Information Security Policy
Usizy's information security and privacy policy establishes:
- The commitment to provide and maintain the highest levels of service quality, generating the maximum possible information security guarantees.
- The purpose is to be an organisation oriented towards process management and risk analysis, to ensure the control and improvement of these, the integration of our staff in their development and the fulfilment of our commitment to quality and information security, in order to seek the maximum satisfaction of our clients.
- As well as being a benchmark for the sectors and activities.
Information Security and Privacy Management Systems necessary to provide the services:
- Software platform for eCommerce
- Set of e-commerce technology solutions through the products: Size Adviser for size recommendation, Smart Stock for stock predictions, Smart Pricing for price optimisation predictions, Smart Logistics for logistics predictions and Usizy Worky for applying Size Adviser in work environments and workwear.
According to the current statement of applicability.
All based on the development of people, the sense of belonging to the organisation and their personal fulfilment, the best adaptation and optimisation of resources, management by processes and risk analysis, as essential elements to achieve continuous improvement.
Aware of the need for internationally recognised standardised systems, the organisation has aligned its Information Security Management System with the ISO 27001 and ISO 27701 standards.

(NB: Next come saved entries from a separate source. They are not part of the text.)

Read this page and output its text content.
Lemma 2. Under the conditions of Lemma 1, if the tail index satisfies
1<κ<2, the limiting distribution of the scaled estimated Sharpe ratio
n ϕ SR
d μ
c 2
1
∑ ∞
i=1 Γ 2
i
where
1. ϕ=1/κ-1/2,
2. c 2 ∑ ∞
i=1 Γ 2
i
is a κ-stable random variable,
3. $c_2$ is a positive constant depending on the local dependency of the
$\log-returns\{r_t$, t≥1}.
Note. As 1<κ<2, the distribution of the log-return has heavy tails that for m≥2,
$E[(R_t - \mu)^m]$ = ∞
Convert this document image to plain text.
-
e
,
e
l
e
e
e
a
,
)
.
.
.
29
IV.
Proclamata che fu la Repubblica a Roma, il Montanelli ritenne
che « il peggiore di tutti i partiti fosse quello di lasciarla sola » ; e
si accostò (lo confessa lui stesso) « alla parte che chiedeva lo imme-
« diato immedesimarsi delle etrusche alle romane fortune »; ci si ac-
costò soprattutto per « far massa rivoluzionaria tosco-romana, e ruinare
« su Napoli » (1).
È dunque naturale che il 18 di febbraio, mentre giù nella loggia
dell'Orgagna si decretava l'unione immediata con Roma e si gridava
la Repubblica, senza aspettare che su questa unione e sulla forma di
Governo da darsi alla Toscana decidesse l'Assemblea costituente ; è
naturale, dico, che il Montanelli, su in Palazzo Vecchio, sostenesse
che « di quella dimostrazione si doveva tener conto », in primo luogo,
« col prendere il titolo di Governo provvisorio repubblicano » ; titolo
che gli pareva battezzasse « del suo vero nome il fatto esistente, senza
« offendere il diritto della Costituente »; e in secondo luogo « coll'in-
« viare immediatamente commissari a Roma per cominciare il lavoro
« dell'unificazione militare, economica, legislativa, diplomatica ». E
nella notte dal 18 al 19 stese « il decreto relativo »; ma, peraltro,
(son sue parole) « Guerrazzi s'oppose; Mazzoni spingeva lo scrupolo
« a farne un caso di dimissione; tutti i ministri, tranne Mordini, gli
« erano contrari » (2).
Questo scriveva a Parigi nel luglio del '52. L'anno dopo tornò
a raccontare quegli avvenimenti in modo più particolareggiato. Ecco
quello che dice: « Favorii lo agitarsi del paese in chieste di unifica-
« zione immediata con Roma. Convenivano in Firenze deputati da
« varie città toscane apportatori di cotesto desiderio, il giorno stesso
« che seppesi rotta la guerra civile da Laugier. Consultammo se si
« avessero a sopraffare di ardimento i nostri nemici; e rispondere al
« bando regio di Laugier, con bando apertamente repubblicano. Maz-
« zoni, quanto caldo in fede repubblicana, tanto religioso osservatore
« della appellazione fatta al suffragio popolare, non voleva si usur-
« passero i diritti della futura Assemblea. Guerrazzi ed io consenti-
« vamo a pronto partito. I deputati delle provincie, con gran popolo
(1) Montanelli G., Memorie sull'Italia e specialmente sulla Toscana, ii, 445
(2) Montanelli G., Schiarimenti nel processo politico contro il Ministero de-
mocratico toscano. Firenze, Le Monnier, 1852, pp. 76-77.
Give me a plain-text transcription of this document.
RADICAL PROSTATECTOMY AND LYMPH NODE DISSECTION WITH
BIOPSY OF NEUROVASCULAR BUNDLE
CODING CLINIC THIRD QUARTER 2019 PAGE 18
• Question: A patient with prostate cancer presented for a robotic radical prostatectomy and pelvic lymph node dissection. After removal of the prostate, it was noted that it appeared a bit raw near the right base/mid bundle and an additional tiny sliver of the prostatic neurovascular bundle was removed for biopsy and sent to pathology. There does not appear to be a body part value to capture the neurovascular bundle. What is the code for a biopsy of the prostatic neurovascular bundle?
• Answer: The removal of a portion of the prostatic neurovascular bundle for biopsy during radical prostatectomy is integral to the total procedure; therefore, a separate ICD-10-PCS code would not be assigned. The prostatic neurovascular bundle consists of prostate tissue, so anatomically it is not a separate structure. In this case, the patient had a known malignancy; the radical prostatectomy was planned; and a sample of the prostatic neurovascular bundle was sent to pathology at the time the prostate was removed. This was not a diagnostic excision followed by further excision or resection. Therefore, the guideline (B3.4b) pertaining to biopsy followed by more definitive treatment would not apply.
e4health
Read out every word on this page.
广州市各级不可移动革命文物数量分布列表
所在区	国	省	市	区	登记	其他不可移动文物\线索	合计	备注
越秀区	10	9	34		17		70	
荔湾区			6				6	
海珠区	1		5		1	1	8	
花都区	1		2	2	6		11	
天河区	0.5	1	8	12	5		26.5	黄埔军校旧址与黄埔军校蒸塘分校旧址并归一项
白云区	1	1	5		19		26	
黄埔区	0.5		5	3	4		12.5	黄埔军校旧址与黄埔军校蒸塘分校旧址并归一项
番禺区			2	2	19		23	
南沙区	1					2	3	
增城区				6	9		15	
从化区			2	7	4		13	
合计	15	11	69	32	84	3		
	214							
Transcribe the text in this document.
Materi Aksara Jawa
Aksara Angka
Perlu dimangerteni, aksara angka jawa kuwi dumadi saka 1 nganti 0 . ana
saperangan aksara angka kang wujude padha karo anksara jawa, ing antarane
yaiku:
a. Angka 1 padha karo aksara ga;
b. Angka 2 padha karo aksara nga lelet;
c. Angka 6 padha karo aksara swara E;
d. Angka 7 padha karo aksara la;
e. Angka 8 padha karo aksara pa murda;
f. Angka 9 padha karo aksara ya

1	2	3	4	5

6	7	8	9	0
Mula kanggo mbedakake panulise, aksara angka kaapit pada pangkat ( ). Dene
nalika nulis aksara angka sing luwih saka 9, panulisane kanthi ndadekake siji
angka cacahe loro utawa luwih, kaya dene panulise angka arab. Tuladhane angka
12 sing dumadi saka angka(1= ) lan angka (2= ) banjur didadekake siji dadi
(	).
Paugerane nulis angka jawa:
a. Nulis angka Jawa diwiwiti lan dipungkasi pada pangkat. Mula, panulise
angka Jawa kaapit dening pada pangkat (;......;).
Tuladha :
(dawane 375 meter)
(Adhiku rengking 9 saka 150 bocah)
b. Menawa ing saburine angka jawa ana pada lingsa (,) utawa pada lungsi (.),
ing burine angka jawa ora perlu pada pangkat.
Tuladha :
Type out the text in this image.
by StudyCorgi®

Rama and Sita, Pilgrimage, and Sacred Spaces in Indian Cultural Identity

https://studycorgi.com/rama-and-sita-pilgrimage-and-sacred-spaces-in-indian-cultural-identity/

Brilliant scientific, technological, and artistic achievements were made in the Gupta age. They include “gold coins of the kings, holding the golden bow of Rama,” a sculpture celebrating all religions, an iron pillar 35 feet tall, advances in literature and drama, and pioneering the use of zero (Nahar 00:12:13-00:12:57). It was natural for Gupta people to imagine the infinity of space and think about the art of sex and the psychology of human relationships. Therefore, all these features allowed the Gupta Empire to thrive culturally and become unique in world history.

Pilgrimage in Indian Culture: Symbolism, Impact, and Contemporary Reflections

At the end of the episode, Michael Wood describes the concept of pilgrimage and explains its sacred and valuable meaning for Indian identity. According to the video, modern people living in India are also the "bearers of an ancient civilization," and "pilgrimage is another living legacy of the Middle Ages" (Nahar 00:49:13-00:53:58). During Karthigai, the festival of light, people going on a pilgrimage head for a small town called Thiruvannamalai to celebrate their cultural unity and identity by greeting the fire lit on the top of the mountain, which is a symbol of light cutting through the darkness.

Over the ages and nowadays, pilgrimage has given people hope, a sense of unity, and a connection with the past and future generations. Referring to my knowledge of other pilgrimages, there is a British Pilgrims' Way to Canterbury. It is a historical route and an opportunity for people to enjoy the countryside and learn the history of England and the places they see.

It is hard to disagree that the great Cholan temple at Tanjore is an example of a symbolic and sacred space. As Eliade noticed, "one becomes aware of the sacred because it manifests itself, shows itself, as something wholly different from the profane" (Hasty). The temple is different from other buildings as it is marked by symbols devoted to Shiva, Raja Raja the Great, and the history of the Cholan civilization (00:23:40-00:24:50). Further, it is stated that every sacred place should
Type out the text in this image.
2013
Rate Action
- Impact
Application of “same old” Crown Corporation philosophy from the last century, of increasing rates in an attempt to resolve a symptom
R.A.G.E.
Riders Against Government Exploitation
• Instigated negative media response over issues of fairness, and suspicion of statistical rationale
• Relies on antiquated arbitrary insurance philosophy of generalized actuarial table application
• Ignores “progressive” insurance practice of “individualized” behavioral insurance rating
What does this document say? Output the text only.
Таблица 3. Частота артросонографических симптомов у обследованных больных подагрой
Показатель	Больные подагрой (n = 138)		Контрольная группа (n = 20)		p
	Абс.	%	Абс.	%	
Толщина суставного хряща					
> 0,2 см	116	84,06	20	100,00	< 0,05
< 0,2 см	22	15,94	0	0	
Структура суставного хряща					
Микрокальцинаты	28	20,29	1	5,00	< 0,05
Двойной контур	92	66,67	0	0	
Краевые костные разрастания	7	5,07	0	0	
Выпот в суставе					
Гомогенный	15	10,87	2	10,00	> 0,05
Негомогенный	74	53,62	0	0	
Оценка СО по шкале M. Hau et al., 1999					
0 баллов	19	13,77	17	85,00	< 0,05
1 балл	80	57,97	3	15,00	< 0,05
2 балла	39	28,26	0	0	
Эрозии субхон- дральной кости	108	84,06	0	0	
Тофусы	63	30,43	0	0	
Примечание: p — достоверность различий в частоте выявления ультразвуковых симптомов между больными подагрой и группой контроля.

Therefore, the Management is committed to leading and maintaining an Information Security and Privacy Management System in the organisation based on continuous improvement and the following guidelines:
- A serious commitment to understanding the needs and expectations of our customers and other interested parties, in order to achieve their satisfaction, and to continuous improvement, establishing and verifying compliance with the objectives established on a regular basis.
- Commitment to compliance with applicable legislation and regulations, as well as with the requirements subscribed to.
- Ensuring the security and privacy of our own and our clients' information. Our activity involves the processing of a variety of information as a way of executing the basic processes inherent to its activity. Knowing that the information systems, applications, communications infrastructures, files and databases are an important asset of the company, the management prioritises the confidentiality, integrity and availability of the information when defining and delimiting the objectives and responsibilities for the various technical and organisational actions and monitors compliance with the legal framework, specific directives and policies and the defined procedures.
- Commitment to the ongoing review of competencies and continuous improvement, in order to ensure the quality of services and their ability to meet the growing challenges posed by our customers.
All our personnel accept the commitment to improve the services, the auxiliary processes of the company and to develop a responsible conduct in information security, within the different work positions.